Les Houthis yéménites annoncent un blocus maritime de Riyad, en plein affrontement irano-américain
Un Yéménite porte une roquette factice lors d’un rassemblement condamnant les frappes israéliennes sur Gaza et exprimant sa solidarité avec les Palestiniens, dans la capitale Sanaa contrôlée par les Houthis, le 26 septembre 2025. ©Mohammed Huwais / AFP

Les rebelles houthis du Yémen, soutenus par Téhéran, ont annoncé lundi un blocus maritime de l'Arabie saoudite, en pleine intensification de la guerre entre les États-Unis et l'Iran, menaçant la capacité du premier exportateur mondial de pétrole brut à contourner le détroit d'Ormuz.

Intervenant au neuvième jour consécutif d'hostilités entre les États-Unis et l'Iran, d'une intensité inédite depuis le cessez-le-feu d'avril, ces menaces «contre la liberté de navigation (...) risquent de mener à une escalade régionale encore plus grande», s'est inquiété le porte-parole du secrétaire général de l'ONU, Stéphane Dujarric, appelant à une «désescalade immédiate».

Les Houthis «annoncent un blocus maritime contre l'ennemi saoudien criminel, selon le principe "œil pour œil", avec effet immédiat», avait plus tôt déclaré leur porte-parole militaire, Yahya Saree, sans préciser comment la formation comptait mettre en œuvre cette mesure.

L'annonce fait suite à des échanges de tirs entre les deux camps au Yémen la semaine dernière, pour la première fois depuis des années, mettant en péril la trêve négociée en 2022, toujours active malgré son expiration.

Ces hostilités se sont enclenchées après la tentative d'atterrissage à Sanaa d'un avion iranien en provenance de Téhéran, défiant l'hégémonie saoudienne sur l'espace aérien yéménite.

«Même si aucun navire n'est attaqué, l'annonce risque à elle seule de perturber le trafic maritime et de semer le doute dans les ports saoudiens. La question cruciale reste de savoir si les Houthis passeront des menaces à l'action», estime Mohammed al-Basha, du cabinet de conseil en gestion des risques Basha Report.

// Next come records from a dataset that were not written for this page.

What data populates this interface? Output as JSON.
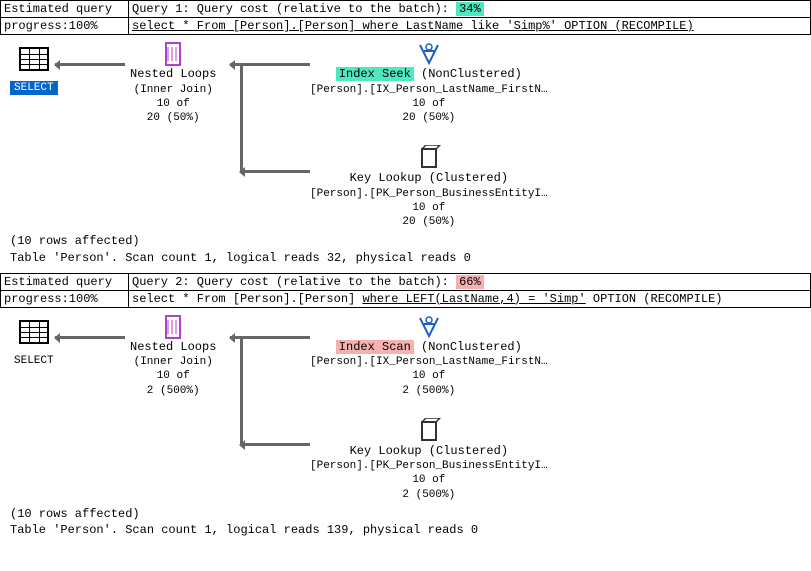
{
  "queries": [
    {
      "progress_label": "Estimated query",
      "progress_value": "progress:100%",
      "header_text": "Query 1: Query cost (relative to the batch): ",
      "cost_value": "34%",
      "sql": "select * From [Person].[Person] where LastName like 'Simp%' OPTION (RECOMPILE)",
      "select_label": "SELECT",
      "nested_loops": {
        "title": "Nested Loops",
        "subtitle": "(Inner Join)",
        "rows": "10 of",
        "pct": "20 (50%)"
      },
      "index_op": {
        "label": "Index Seek",
        "type": "(NonClustered)",
        "obj": "[Person].[IX_Person_LastName_FirstN…",
        "rows": "10 of",
        "pct": "20 (50%)"
      },
      "key_lookup": {
        "title": "Key Lookup (Clustered)",
        "obj": "[Person].[PK_Person_BusinessEntityI…",
        "rows": "10 of",
        "pct": "20 (50%)"
      },
      "results_line1": "(10 rows affected)",
      "results_line2": "Table 'Person'. Scan count 1, logical reads 32, physical reads 0"
    },
    {
      "progress_label": "Estimated query",
      "progress_value": "progress:100%",
      "header_text": "Query 2: Query cost (relative to the batch): ",
      "cost_value": "66%",
      "sql_pre": "select * From [Person].[Person] ",
      "sql_mid": "where LEFT(LastName,4) = 'Simp'",
      "sql_post": " OPTION (RECOMPILE)",
      "select_label": "SELECT",
      "nested_loops": {
        "title": "Nested Loops",
        "subtitle": "(Inner Join)",
        "rows": "10 of",
        "pct": "2 (500%)"
      },
      "index_op": {
        "label": "Index Scan",
        "type": "(NonClustered)",
        "obj": "[Person].[IX_Person_LastName_FirstN…",
        "rows": "10 of",
        "pct": "2 (500%)"
      },
      "key_lookup": {
        "title": "Key Lookup (Clustered)",
        "obj": "[Person].[PK_Person_BusinessEntityI…",
        "rows": "10 of",
        "pct": "2 (500%)"
      },
      "results_line1": "(10 rows affected)",
      "results_line2": "Table 'Person'. Scan count 1, logical reads 139, physical reads 0"
    }
  ]
}
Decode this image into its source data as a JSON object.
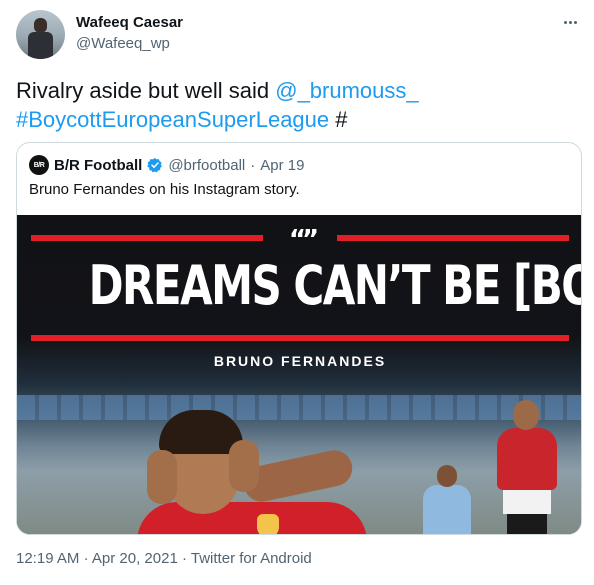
{
  "tweet": {
    "author_name": "Wafeeq Caesar",
    "author_handle": "@Wafeeq_wp",
    "text_plain_1": "Rivalry aside but well said ",
    "mention": "@_brumouss_",
    "hashtag": "#BoycottEuropeanSuperLeague",
    "hashtag_link": "#",
    "timestamp": "12:19 AM",
    "date": "Apr 20, 2021",
    "source": "Twitter for Android",
    "meta_separator": "·"
  },
  "quoted_tweet": {
    "avatar_text": "B/R",
    "author_name": "B/R Football",
    "author_handle": "@brfootball",
    "separator": "·",
    "date": "Apr 19",
    "text": "Bruno Fernandes on his Instagram story.",
    "media": {
      "quote_marks": "“”",
      "headline": "DREAMS CAN’T BE [BOUGHT]",
      "byline": "BRUNO FERNANDES"
    }
  },
  "colors": {
    "link": "#1d9bf0",
    "secondary_text": "#536471",
    "accent_red": "#e21f26",
    "verified_blue": "#1d9bf0"
  },
  "icons": [
    "more-icon",
    "verified-icon"
  ]
}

S'il entrait en vigueur, le blocus accentuerait la pression sur l'économie saoudienne et les marchés mondiaux, en coupant au royaume l'accès à ses ports de la mer Rouge, cruciaux pour le commerce pétrolier, alors que la reprise du conflit entre Téhéran et Washington limite le passage par le détroit d'Ormuz.

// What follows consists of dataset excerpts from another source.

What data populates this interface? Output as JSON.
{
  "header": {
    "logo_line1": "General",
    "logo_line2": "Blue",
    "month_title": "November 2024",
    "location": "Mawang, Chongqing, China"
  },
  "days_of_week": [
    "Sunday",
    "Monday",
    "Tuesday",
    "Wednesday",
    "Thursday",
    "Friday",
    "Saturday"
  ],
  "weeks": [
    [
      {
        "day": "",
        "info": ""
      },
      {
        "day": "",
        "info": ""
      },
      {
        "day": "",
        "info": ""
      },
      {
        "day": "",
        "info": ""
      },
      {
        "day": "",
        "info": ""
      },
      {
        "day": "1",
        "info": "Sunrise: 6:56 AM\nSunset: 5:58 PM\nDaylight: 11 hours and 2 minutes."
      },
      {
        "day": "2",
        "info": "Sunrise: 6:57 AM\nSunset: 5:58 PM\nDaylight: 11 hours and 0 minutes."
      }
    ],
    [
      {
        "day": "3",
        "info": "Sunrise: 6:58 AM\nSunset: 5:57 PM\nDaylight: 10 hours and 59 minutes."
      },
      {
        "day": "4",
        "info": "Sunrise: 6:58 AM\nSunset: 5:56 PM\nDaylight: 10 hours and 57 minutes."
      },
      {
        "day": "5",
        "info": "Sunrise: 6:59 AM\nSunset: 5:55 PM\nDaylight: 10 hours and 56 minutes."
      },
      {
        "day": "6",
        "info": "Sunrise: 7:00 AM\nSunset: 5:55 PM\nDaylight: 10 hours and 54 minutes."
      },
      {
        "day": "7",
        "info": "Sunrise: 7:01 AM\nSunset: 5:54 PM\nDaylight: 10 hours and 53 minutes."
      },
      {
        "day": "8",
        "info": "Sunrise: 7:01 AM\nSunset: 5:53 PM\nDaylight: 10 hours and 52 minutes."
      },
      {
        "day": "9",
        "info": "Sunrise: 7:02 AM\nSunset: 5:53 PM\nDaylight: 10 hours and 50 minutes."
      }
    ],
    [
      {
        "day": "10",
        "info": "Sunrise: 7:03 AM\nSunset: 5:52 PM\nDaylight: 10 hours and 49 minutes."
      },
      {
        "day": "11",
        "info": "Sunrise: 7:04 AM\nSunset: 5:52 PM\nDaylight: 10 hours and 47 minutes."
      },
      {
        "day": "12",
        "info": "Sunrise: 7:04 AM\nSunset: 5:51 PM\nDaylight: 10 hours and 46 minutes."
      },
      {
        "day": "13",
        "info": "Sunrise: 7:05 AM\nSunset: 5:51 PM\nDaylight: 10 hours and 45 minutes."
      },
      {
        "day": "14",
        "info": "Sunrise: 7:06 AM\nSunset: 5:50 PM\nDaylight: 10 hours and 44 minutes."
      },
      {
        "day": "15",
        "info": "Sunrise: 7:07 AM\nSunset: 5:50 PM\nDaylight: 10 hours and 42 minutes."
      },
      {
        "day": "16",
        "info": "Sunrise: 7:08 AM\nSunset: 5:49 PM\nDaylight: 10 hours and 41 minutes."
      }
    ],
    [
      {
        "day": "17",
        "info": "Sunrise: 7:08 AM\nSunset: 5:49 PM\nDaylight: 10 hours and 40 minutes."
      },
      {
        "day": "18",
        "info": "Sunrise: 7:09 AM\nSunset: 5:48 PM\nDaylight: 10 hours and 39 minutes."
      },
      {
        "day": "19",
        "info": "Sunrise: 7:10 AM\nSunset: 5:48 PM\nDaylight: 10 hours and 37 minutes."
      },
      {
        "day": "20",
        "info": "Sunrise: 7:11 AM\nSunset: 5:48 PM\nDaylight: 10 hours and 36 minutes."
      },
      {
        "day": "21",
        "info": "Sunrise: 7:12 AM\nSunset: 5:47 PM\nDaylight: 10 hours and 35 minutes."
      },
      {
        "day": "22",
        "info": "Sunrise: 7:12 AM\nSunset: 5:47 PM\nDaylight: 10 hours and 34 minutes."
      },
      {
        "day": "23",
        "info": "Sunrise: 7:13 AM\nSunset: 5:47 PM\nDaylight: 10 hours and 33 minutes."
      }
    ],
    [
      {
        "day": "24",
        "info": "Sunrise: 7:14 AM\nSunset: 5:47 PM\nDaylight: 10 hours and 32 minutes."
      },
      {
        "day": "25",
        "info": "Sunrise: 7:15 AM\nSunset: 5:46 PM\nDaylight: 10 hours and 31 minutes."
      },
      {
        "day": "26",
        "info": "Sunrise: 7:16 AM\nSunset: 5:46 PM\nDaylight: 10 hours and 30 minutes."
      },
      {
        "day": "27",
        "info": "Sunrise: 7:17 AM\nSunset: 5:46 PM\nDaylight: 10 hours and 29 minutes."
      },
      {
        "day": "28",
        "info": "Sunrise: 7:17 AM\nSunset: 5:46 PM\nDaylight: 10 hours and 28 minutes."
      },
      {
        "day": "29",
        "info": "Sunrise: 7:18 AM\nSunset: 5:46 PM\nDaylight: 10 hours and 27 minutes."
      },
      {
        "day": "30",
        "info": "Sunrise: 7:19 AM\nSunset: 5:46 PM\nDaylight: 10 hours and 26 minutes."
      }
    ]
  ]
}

Les Houthis ont déjà tenté de bloquer le trafic maritime en mer Rouge, en tirant parti du détroit de Bab el-Mandeb, un goulet d'étranglement situé à son extrémité sud, que les navires doivent emprunter pour rallier le canal de Suez.

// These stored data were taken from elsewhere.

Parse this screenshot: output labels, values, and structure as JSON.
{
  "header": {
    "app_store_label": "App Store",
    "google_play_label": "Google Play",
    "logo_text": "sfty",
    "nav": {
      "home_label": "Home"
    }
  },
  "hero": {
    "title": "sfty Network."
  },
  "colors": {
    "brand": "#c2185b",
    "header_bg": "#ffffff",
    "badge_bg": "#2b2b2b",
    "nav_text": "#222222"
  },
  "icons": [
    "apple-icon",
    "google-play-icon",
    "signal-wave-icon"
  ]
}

Pendant la guerre à Gaza, ils avaient lancé des attaques de drones et de missiles en mer Rouge et dans le golfe d'Aden, contraignant les bateaux à contourner l'Afrique pour rallier l'Europe.

«Choc»

Pour Andreas Krieg, expert en sécurité au King's College de Londres, Téhéran pourrait demander aux Houthis de «préparer le front de Bab el-Mandeb», même si le groupe rebelle conserve «une autonomie considérable».

«Une crise simultanée à Ormuz et à Bab el-Mandeb produirait un choc bien plus important que l'un ou l'autre blocus pris isolément», relève-t-il.

Le port saoudien de Yanbu, situé sur la mer Rouge, permet au royaume d'exporter son pétrole en contournant le détroit d'Ormuz.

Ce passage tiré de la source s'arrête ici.